Broadcast television is still very much a thing. Monthly recurring cost for an antenna is $0. Coax is the most common transmission line for this purpose.

Cable companies are still doing coax for new neighborhoods and even overbuilds in 2024, for some reason.

One of the major cable operators just got done tearing up my neighborhood north of Houston (that already had coax from another major operator in addition to XGS-PON) to pull in coax with blazing fast speeds of up to 1200mbps down, 35mbps up, not even mid-split DOCSIS 3.1. When I reached out to said operator to ask why they were not pulling fiber, I was told that their “fiber rich” network was “just as good as fiber to the home”.

Its so cheap, its an opportunity cost thing.

Their staff knows how to run coax, how to troubleshoot coax and how to
repair coax. To do something else, they have to hire and/or train
staff for it and then have enough of it in their system to keep that
staff in practice. How many _new neighborhoods_ does the cable company
wire up in your locality each year?

Regards,
Bill Herrin

For residential builds' TV, in many regards there is still nothing that has all of coax's advantages.

Very cheap to buy cable
Cable can survive a good bit of mishandling, pulling on ends, being stepped on etc.
Cheap / simple to install and repair (outside of edge cases)
Massive base of existing & new compatible hardware, both COTS and providers'
No range / interference / load issues (for any standard house)
Can be "split" anywhere in the system for up to a few additional drops without electronics (one amp at the panel can cover all the gain needed for the house)

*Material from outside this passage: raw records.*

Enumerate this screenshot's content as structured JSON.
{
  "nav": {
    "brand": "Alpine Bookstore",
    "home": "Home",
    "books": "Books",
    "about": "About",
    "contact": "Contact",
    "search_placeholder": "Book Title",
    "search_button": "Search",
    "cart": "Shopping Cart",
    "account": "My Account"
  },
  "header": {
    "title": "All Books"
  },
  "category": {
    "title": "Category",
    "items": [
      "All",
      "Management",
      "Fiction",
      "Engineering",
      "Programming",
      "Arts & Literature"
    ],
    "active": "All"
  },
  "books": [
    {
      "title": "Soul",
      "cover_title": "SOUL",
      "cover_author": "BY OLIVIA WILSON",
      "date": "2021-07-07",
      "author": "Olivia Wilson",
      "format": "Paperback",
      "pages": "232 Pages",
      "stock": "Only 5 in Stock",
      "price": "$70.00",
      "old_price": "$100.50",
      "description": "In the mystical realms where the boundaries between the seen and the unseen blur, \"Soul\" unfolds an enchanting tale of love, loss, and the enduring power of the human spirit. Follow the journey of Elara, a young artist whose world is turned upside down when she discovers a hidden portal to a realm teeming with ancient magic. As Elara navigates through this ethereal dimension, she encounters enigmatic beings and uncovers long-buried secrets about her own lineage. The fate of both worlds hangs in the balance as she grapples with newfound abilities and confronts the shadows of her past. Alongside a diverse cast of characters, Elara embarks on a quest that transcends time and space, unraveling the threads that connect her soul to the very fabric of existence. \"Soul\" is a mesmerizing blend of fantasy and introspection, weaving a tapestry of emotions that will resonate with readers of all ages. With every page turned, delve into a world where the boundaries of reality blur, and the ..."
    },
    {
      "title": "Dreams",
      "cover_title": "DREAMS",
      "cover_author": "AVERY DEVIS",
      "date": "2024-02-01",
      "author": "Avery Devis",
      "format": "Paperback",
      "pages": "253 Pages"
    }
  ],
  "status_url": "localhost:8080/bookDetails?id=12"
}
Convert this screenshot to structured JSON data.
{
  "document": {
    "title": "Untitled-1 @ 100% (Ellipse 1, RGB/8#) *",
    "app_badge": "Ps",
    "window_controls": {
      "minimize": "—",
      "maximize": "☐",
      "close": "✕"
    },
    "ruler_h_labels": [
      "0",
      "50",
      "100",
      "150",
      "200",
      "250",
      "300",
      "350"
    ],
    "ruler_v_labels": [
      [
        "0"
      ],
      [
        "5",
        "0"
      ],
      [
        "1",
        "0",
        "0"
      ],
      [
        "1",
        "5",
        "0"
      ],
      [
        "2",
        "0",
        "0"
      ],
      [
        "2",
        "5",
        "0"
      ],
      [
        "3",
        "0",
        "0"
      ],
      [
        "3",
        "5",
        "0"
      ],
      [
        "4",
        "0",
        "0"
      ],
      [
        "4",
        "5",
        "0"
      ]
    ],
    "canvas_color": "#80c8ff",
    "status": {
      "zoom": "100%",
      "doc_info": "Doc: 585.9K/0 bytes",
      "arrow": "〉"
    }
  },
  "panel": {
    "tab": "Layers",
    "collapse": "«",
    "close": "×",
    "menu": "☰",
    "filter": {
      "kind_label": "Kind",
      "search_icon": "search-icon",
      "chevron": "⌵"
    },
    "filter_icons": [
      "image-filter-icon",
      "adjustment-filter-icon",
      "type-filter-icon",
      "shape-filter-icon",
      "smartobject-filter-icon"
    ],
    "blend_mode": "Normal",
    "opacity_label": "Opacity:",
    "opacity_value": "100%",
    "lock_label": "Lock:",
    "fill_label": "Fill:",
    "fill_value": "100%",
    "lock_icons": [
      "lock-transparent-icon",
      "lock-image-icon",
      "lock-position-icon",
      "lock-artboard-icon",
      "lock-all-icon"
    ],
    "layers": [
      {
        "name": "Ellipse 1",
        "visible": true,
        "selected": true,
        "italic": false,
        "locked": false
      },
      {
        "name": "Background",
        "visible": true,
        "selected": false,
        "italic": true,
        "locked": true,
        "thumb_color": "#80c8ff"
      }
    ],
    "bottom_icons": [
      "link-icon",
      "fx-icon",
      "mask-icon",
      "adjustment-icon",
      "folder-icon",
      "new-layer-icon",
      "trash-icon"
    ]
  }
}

Even with broadcast, the need for coax (vs network) is going away. People that use broadcast still want “cable type” services, mainly dvr and channel guides. With so many options out there, TiVo, HDHomeRun, MythTV, many others, all of them only need coax to the unit, then distribute via IP from there. Still only need ethernet (or gasp, wifi) to most of the tv’s.

Coaxial cable runs from the street to my house at my most recent purchase. All the “cable boxes” in the house are wireless. They are essentially whitelisted Android TV boxes.